3. Make others feel important — and do it sincerely.
4. Know when to use suggestions — not direct orders.
5. Be friendly, no matter how angry the other person may be.
6. Praise others’ achievements.
7. Be empathetic."
16. Catch the travel bug. (J.S. Thomadsen)
“Many parents have made suggestions for raising kind kids and I agree with nearly all of them: practice inclusion, be empathetic, set a great example and use kind words. But I want to add another suggestion to the mix that I think is just as important: If you want kind kids, you should travel with them. Let’s be clear. I’m not talking about an all-inclusive Bahamas cruise or a week-long trip to Disney where every free moment is spent whirling or spinning, watching a show, indulging in character visits and eating sugar-laden confections. Those trips have their merits, too. But if you want to teach your kids kindness, take a trip and not a vacation. Take a trip to a U.S. national park. Your kids will learn about wildlife and conservation efforts, how every part of an ecosystem contributes to the delicate balance. They’ll learn how not to disrupt wild animals in their natural habitat, and how to respect living things — plants as well as animals.”
17. It only takes one person. (Dr. Claire)
“We all have seen too often, whether in the news, our personal lives, or in our community, how unkind people can be to one another. By teaching hope, that one person does make a difference, you will encourage your child to continue kindness, even if the direct results may not seem obvious.”
18. Perform random acts of kindness together. (Molly Jones, The Enlightened Mama)
“Engage in random acts of kindness WITH them. Carrying out random acts of kindness is a great way to show your children about being kind without expecting anything in return. You don't need to brag or even have a dialogue as to why you are doing what you are doing, but when your kids witness you pay for the person behind you at Starbucks, or give a nice tip with a friendly note on the receipt, it will normalize these patterns.
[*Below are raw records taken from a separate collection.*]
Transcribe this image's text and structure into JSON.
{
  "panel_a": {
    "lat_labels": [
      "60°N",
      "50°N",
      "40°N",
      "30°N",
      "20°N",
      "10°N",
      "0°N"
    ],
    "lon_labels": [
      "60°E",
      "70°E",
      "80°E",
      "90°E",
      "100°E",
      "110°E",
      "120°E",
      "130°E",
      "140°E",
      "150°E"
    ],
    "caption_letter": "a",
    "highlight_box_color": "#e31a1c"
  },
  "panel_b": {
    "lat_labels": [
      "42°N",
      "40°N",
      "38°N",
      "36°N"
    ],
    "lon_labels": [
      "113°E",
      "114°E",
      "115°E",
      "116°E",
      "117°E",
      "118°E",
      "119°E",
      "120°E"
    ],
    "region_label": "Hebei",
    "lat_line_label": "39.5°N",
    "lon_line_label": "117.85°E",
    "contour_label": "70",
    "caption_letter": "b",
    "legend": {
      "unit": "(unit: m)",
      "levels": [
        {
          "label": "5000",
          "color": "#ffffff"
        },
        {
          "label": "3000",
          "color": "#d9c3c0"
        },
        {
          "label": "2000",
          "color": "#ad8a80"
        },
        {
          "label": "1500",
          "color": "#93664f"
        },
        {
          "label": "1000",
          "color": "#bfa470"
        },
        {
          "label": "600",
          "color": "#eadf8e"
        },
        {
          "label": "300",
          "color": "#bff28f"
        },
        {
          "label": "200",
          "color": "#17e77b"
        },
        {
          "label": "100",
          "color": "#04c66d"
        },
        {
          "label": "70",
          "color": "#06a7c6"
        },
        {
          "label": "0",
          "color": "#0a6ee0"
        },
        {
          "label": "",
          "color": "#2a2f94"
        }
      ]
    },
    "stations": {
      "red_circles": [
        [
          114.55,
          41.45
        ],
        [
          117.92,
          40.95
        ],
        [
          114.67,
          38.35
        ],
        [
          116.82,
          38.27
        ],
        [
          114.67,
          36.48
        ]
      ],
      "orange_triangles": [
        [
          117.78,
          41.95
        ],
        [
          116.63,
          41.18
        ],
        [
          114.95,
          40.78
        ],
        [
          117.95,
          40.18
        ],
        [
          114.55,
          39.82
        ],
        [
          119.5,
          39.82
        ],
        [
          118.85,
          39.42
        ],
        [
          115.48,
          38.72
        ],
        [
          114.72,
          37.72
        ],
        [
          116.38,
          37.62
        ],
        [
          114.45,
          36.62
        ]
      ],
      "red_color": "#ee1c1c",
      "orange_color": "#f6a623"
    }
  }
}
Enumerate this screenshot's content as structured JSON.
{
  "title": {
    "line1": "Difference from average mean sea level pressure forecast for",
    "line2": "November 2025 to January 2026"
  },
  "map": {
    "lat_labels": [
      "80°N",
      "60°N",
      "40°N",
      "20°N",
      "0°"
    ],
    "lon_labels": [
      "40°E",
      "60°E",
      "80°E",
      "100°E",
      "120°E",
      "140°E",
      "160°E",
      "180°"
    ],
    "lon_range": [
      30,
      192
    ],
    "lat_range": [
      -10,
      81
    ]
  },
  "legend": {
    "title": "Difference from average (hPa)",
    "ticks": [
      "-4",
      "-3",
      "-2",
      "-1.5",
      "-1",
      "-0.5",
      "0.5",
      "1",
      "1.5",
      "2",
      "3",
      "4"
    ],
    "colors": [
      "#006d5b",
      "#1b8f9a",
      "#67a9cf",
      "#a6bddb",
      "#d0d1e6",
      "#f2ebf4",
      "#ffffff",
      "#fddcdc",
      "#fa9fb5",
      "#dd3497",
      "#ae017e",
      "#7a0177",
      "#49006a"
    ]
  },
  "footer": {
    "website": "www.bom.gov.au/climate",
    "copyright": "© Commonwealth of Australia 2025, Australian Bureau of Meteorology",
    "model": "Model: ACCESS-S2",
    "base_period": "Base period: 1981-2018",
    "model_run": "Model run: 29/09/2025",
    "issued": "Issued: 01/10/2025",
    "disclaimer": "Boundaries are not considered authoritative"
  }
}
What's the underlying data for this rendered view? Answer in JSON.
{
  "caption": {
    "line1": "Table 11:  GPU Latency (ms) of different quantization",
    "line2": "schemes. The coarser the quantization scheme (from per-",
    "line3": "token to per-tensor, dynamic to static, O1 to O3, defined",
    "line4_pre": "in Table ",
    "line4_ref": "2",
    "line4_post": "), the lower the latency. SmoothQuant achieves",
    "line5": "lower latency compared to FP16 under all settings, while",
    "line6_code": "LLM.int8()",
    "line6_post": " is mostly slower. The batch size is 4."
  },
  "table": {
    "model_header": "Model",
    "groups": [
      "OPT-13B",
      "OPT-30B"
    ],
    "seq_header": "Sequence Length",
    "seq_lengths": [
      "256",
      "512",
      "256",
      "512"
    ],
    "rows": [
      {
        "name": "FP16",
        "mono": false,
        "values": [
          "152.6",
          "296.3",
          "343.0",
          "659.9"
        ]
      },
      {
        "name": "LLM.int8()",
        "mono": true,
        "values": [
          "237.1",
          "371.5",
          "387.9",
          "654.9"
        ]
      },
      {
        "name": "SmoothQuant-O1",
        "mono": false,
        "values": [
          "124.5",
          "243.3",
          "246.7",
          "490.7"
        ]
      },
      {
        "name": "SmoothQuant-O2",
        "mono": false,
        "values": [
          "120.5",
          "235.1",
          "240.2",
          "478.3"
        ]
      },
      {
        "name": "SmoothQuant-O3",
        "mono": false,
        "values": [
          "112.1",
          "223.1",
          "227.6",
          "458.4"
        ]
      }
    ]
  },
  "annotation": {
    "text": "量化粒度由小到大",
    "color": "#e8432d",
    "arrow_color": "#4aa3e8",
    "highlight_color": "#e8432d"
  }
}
It won't be some grand gesture that makes them feel like they are better than others or want to pat themselves on the back; it will simply be the way they operate throughout their lives. And if you choose to decline from filling your ego by telling everyone about the kind gesture you just made, your children will automatically be kind for the pure sake of being kind and nothing else.”
19. It's good to give and save. (Lauren S.)
“I recently read a column in The Wall Street Journal that I loved. It was a way of giving to others while teaching your children to save for the future. A way to show them the value of a dollar while being kind to those less fortunate. The idea was to label three Mason jars 'Spend,' 'Save' and 'Give.' Put them in your child's room and start at around 3 years old to give them a small allowance. Not a large amount, just enough for them to be able to allocate which jar the money goes in. Give them $5 in change each month and teach them to save some for the future, give some to people who need it more than them, and spend some on something you really want.”
20. Watch the teasing. (Natasha Daniels)
“Some families love to tease each other, but some children can’t take intense teasing. Some parents do not think their teasing is cruel — but if your child reacts by crying and storming off, chances are they are feeling degraded. Would you want your child to make fun of peers the way you are making fun of them? Some parents might think they are just ‘toughening up’ their children or being playful, but kids will often take it out on their peers. Children learn how to be playful by the tone their family sets. If mean-spirited taunting is acceptable at home — then children will think it is acceptable elsewhere.”